最高30コマ/秒のブラックアウトフリー連写は、その秒間コマ数からも分かるとおり、もはやほとんど「動画切り出し」の世界。「写真」にとってそれは正義なのか、という議論はあってしかるべきとは思うけれど、プロセスはどうあれ仕上がりのクオリティがすべてとの考えを押し通すのであれば、とりわけ動体撮影において30コマ/秒の連写による「分解能力」が有利に働くのは自明の理。動体に対峙している場合の明確なシャッターチャンス、すなわちベストな瞬間は、多くの場合、事後のセレクトで発掘されるものであり、だとするならば、素材は細かく分解されたものが数多く揃っている方がベターであるとの発想だ。
さらには、その「スピード」が5010万画素という高解像度で活かせる点が異次元の利便性を生むことにもなっている(α9シリーズは2400万画素)。これもまた議論の余地を残している(と思いたい)話になるのだけど、α1のスピード性能とタッグを組むトリミング耐性の大幅向上には、とてつもなくキケンな魅力が備わっていると思うのだ。こりゃ、動体を愛する写真家&写真愛好家は骨抜き必至。レンズのスペック不足をも補える“余裕”まで備わってしまったのだからタマりません。
疑似シャッター音やファインダー内で明滅する「撮ってますよサイン」からスピードの向上を感じることは、少なくともα1の単独使用ではなかった。しかし、仕上がりを見れば、α1が飛び抜けたものを持っていることが一目瞭然となる。
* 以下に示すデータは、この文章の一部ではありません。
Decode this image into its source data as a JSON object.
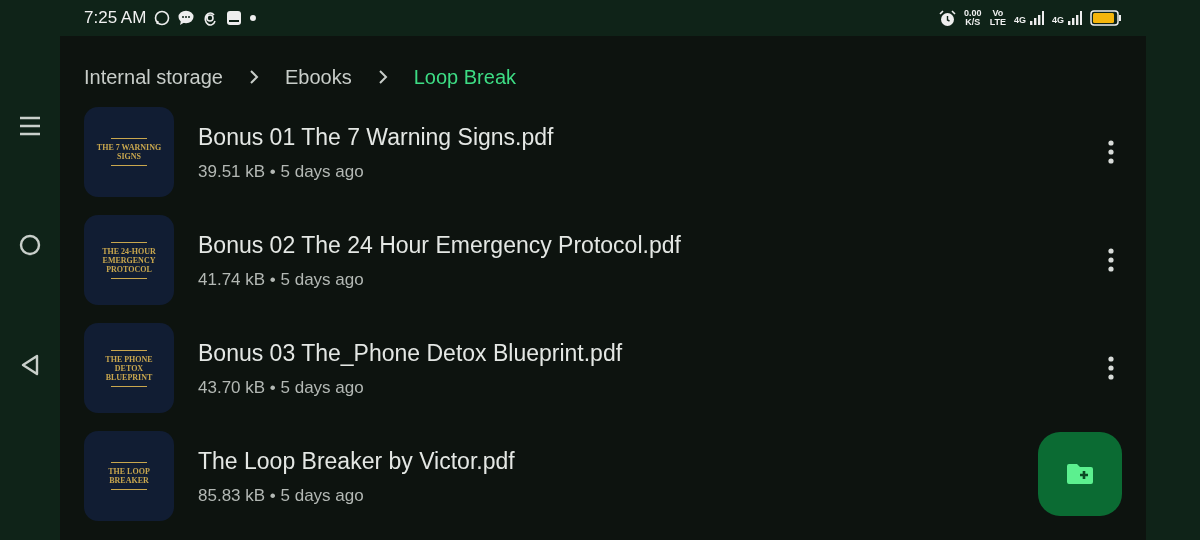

撮っている時の「よし、バッチリ撮ってくれているようだな」という、ほとんどカメラまかせの頼もしい手応え(正確には、精細なファインダー表示が撮影中、視覚に伝え続けてくれる、手応えならぬ“目応え”をありがたく受理するような感覚)と、家に戻って仕上がりをチェックしたときに判明する「撮れ高(この場合は“使える”カットの量)」で二度おいしい、アーモンドグリコのような味わい。それは、現状α1だけが発揮しうる先進の使用感だ。
バッテリー持続力も実用性十分、「ミラーレスの欠点」はいずこへ?
短期間の試用では、マイナス面をあまり感じることはなかったのだけど、唯一、アイセンサーの位置変更(EVF接眼部の下部に移動し少々、上向きになっている)によるものなのか、右後方から低めの太陽光が差し込んでくる時にモニター表示とEVF表示が切り替わらず難儀した(シャッターチャンスを逃した)ことが複数回あったのが気になっている。従来のアイセンサー位置では、雨粒が付着した時などに動作が阻害されることはあったけれど、光の差し込みで切り替わらなくなることはなかったんじゃないかなぁ。
参考までに、連写しまくり&再生チェックそれなりの使い方だと、今回は1500コマ撮影でバッテリー残量50%、3000コマ撮影でバッテリー残量40%の2パターンを記録。この動力性能ならば十分に納得の燃費性能も有しているといえるだろう。そもそも全方位に隙ナシだったα9シリーズをもっともっと切れ味鋭く磨き込んだα1。ミラーレス機がついにここまで来た!(いや、そんなところまで行っちゃった!!かな?)という意味において、歴史に名を残しそうな気配、濃厚でありました。